Sipkema likens sea sponges to “little biotopes,” with as many as 50 species of bacteria living inside a single sponge. To explore the bacteria’s medicinal potential, researchers need to replicate them, but growing bacteria in the lab is notoriously difficult. With most studies reproducing just 0.1 to 2 percent of the bacteria present in a sponge, Sipkema’s ability to culture 10 percent is gaining international attention.
He uses three cultivation methods on a sponge native to coastal California and Oregon. Nutrient plating, which employs 17 media including the ubiquitous agar jelly many remember from high school science classes, is the most common form of cultivation.

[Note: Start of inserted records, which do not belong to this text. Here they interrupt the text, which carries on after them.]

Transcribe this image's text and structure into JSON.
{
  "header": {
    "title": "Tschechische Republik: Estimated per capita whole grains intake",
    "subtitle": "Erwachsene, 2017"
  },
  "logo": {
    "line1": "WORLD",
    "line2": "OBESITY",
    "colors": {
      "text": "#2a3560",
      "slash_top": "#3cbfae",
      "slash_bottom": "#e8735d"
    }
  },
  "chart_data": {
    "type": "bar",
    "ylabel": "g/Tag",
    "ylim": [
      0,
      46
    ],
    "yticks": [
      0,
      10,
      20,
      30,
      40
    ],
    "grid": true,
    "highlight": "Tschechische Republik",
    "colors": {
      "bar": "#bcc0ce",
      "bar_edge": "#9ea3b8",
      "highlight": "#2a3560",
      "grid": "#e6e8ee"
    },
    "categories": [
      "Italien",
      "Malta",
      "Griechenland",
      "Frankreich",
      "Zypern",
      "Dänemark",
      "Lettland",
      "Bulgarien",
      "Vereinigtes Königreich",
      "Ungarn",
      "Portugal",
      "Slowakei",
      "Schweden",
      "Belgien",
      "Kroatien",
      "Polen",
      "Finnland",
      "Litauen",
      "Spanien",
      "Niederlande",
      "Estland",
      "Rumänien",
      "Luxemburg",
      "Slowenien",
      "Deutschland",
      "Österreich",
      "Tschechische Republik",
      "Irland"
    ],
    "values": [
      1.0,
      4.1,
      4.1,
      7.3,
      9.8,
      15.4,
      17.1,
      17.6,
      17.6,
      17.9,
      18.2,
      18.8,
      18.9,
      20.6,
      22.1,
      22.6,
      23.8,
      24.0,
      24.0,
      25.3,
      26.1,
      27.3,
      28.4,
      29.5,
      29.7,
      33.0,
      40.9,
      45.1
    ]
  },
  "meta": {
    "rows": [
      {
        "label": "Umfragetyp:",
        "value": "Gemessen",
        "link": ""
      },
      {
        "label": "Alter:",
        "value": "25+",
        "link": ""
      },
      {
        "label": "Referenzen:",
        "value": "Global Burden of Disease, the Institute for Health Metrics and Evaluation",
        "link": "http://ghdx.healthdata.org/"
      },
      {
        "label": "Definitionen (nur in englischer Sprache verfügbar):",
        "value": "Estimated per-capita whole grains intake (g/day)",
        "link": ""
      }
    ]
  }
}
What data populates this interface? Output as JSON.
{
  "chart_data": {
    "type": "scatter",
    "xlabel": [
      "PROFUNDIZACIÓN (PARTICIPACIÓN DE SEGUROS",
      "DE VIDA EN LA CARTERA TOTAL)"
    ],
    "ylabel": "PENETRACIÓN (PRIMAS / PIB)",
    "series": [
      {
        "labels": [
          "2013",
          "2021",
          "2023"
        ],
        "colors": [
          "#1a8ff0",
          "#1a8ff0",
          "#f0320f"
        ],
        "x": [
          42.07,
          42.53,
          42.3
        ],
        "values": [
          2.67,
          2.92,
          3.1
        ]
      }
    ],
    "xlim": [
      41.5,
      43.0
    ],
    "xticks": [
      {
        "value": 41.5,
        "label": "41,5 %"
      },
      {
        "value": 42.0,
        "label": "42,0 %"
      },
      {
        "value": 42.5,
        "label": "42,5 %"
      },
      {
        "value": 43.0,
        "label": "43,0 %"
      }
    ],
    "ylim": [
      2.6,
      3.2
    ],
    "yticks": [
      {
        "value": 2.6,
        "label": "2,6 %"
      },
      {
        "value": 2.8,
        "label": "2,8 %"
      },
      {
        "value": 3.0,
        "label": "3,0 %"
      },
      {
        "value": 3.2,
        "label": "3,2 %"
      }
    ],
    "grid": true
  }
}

But Sipkema also works with liquid cultures, in which bacteria are suspended in a liquid nutrient, and with filter cultures that mimic the filter-feeding characteristic of sponges (a one-kilogram sponge can filter up to 24,000 liters of seawater a day). His is the first step in finding more effective ways of culturing the sea sponge’s bacteria to develop powerful new medicines for extensive pharmaceutical use.